Network meta-analysis of immune-oncology monotherapy as first-line treatment for advanced non-small-cell lung cancer in patients with PD-L1 expression ⩾50

Nick Freemantle; Yingxin Xu; Florence R Wilson; Patricia Guyot; Chieh-I Chen; Sam Keeping; Gerasimos Konidaris; Keith Chan; Andreas Kuznik; Kokuvi Atsou; Emily Glowienka; Jean-Francois Pouliot; Giuseppe Gullo; Petra Rietschel

doi:10.1177/17588359221105024

Network meta-analysis of immune-oncology monotherapy as first-line treatment for advanced non-small-cell lung cancer in patients with PD-L1 expression ⩾50

Ther Adv Med Oncol. 2022 Jun 16:14:17588359221105024. doi: 10.1177/17588359221105024. eCollection 2022.

Affiliations

¹ Comprehensive Clinical Trials Unit, University College London, Institute of Clinical Trials and Methodology, 90 High Holborn 2nd Floor, London WC1V 6LJ, UK.
² Regeneron Pharmaceuticals, Inc, Tarrytown, NY, USA.
³ Precision HEOR, Vancouver, BC, Canada.
⁴ Sanofi, Chilly-Mazarin, France.
⁵ Sanofi, Reading, UK.
⁶ Precision HEOR, Boston, MA, USA.

Abstract

Background: For patients with advanced non-small-cell lung cancer (NSCLC) and high (⩾50%) programmed cell death-ligand 1 (PD-L1) expression, effective first-line immune-oncology monotherapies with significant survival benefits are approved, cemiplimab being the most recent. In a phase III trial, cemiplimab demonstrated significantly improved overall survival (OS) and progression-free survival (PFS) versus chemotherapy in patients with advanced NSCLC and PD-L1 ⩾50%. A systematic literature review and network meta-analysis (NMA) was conducted to identify/compare the efficacy/safety of cemiplimab versus pembrolizumab or other immune-oncology monotherapies from randomized-controlled trials (RCTs) published in November 2010-2020.
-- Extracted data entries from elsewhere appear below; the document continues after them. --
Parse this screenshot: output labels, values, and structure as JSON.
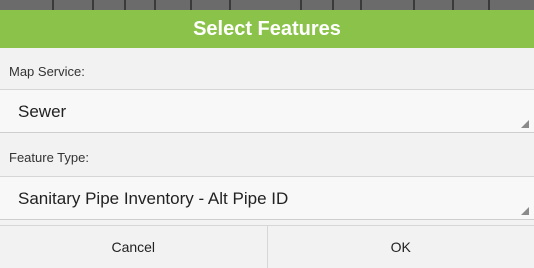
{
  "dialog": {
    "title": "Select Features"
  },
  "map_service": {
    "label": "Map Service:",
    "selected": "Sewer"
  },
  "feature_type": {
    "label": "Feature Type:",
    "selected": "Sanitary Pipe Inventory - Alt Pipe ID"
  },
  "buttons": {
    "cancel": "Cancel",
    "ok": "OK"
  },
  "colors": {
    "title_bar": "#8bc34a",
    "title_text": "#ffffff",
    "background": "#f2f2f2"
  },
  "icons": {
    "select_caret": "dropdown-caret-icon"
  }
}
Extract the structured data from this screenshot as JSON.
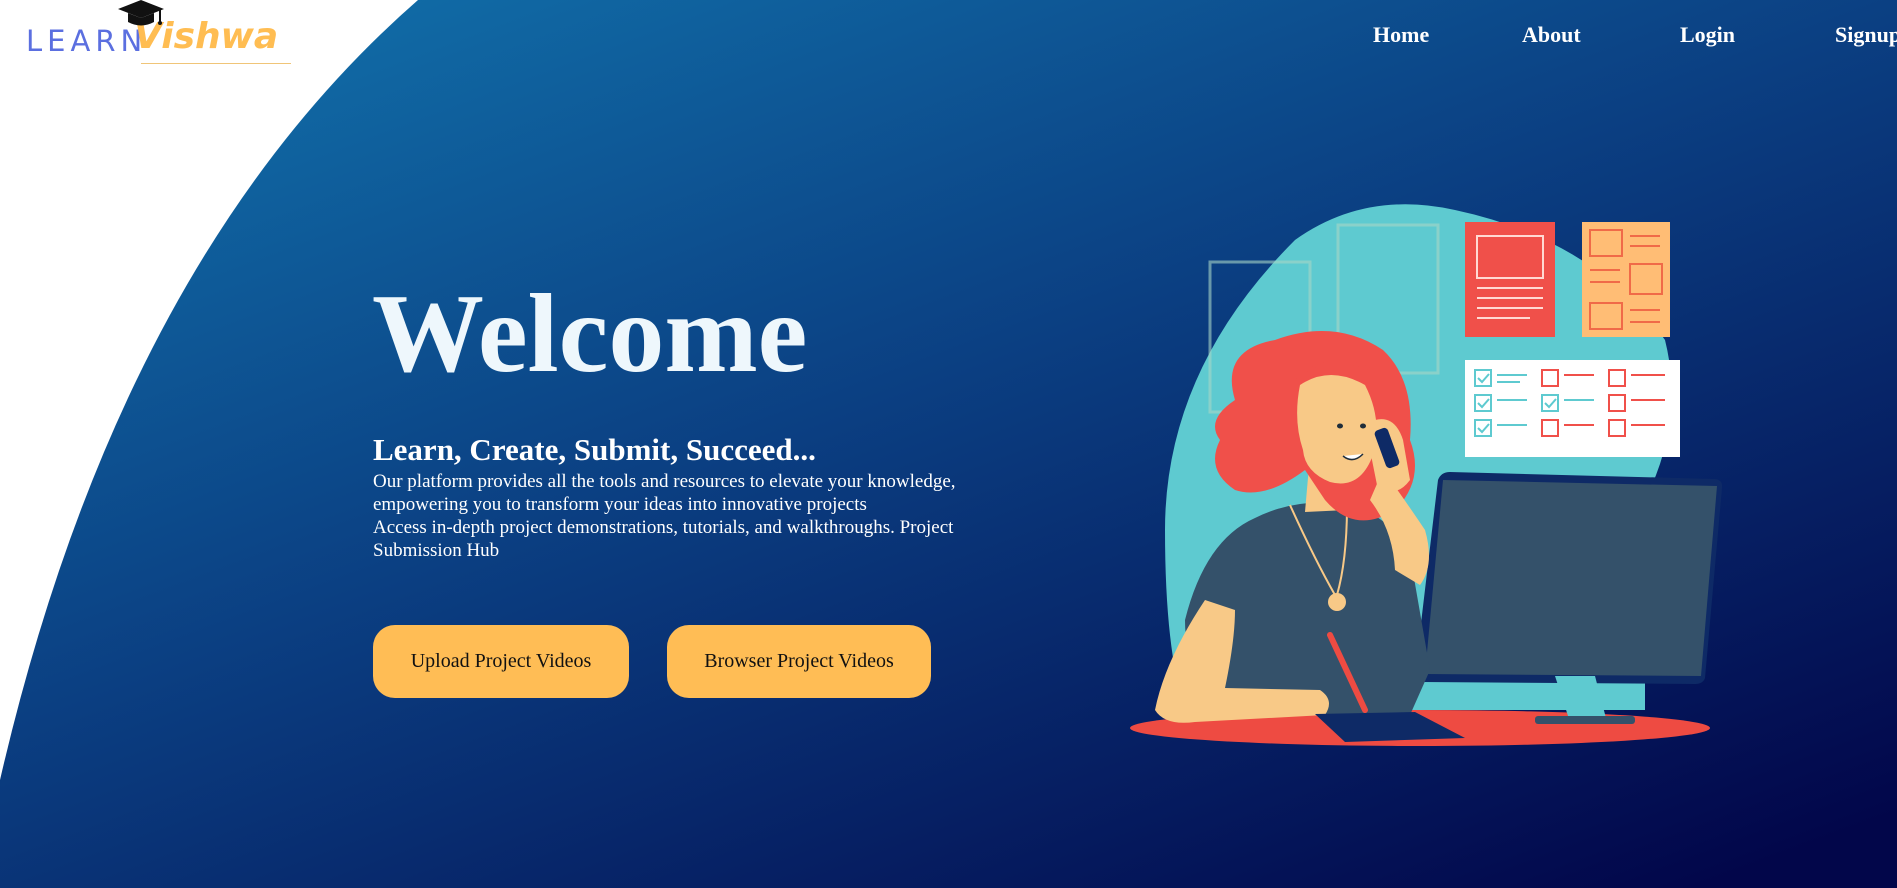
{
  "logo": {
    "learn": "LEARN",
    "vishwa": "Vishwa",
    "icon": "graduation-cap-icon"
  },
  "nav": {
    "home": "Home",
    "about": "About",
    "login": "Login",
    "signup": "Signup"
  },
  "hero": {
    "title": "Welcome",
    "tagline": "Learn, Create, Submit, Succeed...",
    "description_line1": "Our platform provides all the tools and resources to elevate your knowledge, empowering you to transform your ideas into innovative projects",
    "description_line2": "Access in-depth project demonstrations, tutorials, and walkthroughs. Project Submission Hub",
    "upload_button": "Upload Project Videos",
    "browse_button": "Browser Project Videos"
  },
  "colors": {
    "bg_gradient_start": "#0f6aa4",
    "bg_gradient_end": "#020c4e",
    "accent": "#ffbd55",
    "logo_blue": "#5b6fe0",
    "logo_orange": "#ffbd52"
  }
}
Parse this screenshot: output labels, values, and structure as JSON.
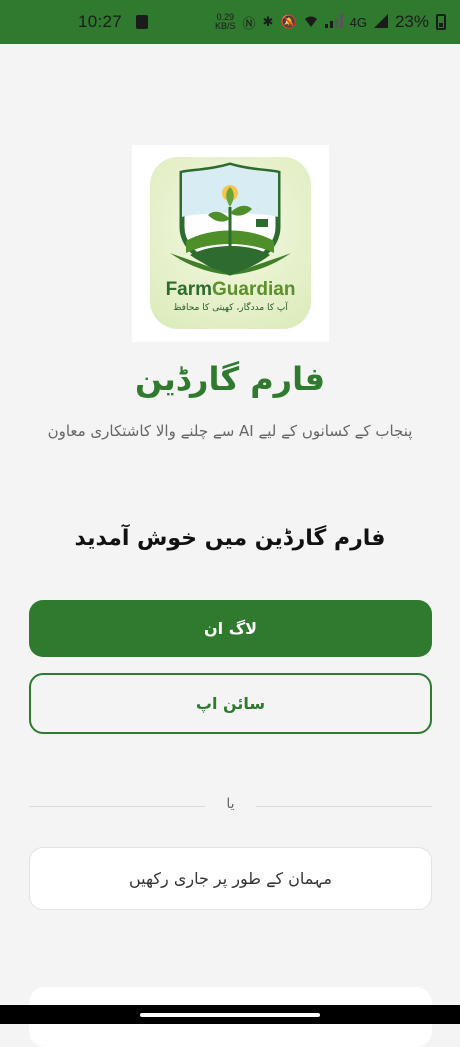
{
  "status_bar": {
    "time": "10:27",
    "speed_value": "0.29",
    "speed_unit": "KB/S",
    "network": "4G",
    "battery": "23%"
  },
  "logo": {
    "title_farm": "Farm",
    "title_guardian": "Guardian",
    "tagline": "آپ کا مددگار، کھیتی کا محافظ"
  },
  "app": {
    "title": "فارم گارڈین",
    "subtitle": "پنجاب کے کسانوں کے لیے AI سے چلنے والا کاشتکاری معاون"
  },
  "welcome": "فارم گارڈین میں خوش آمدید",
  "buttons": {
    "login": "لاگ ان",
    "signup": "سائن اپ",
    "guest": "مہمان کے طور پر جاری رکھیں"
  },
  "divider_text": "یا",
  "colors": {
    "primary": "#2f7a2f",
    "background": "#f4f4f4"
  }
}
Methods: Relevant RCTs were identified by searching databases and conference proceedings as per ISPOR, NICE, and Preferred Reporting Items for Systematic Reviews and Meta-Analyses guidelines. NMA with time-varying hazard ratios (HRs) was performed for OS and PFS. Analyses were conducted for objective response rate (ORR) and safety/tolerability. Fixed-effect models were used due to limited evidence. Various sensitivity analyses were conducted to validate the base case analyses.

Results: The feasibility assessment determined that EMPOWER-Lung 1, KEYNOTE-024, and KEYNOTE-042 trials were eligible. IMpower110 was excluded because an incompatible PD-L1 assay (SP142) was used for patient selection. For first-line advanced NSCLC with PD-L1 ⩾50%, cemiplimab was associated with statistically significant improvements in PFS [HR (95% credible interval [CrI]): 0.65 (0.50-0.86), 1-12 months] and ORR [odds ratio (OR) (95% CrI): 1.64 (1.04-2.62)], and comparable OS [HR (95% CrI): 0.77 (0.54-1.10), 1-12 months] versus pembrolizumab. There was no evidence of differences between cemiplimab and pembrolizumab for Grade 3-5 adverse events (AEs) [OR (95% CrI): 1.47 (0.83-2.60)], immune-mediated AEs [1.75 (0.33-7.49)], and all-cause discontinuation due to AEs [1.21 (0.58-2.61)].

Conclusions: Considering the limitations of indirect treatment comparisons, in patients with advanced NSCLC and PD-L1 ⩾50%, cemiplimab monotherapy demonstrated significant improvements in PFS and ORR, comparable OS, and no evidence of differences in safety/tolerability versus pembrolizumab.

Keywords: IO monotherapy; PD-L1 expression; cemiplimab; cemiplimab monotherapy; network meta-analysis; non-small-cell lung cancer; systematic literature review.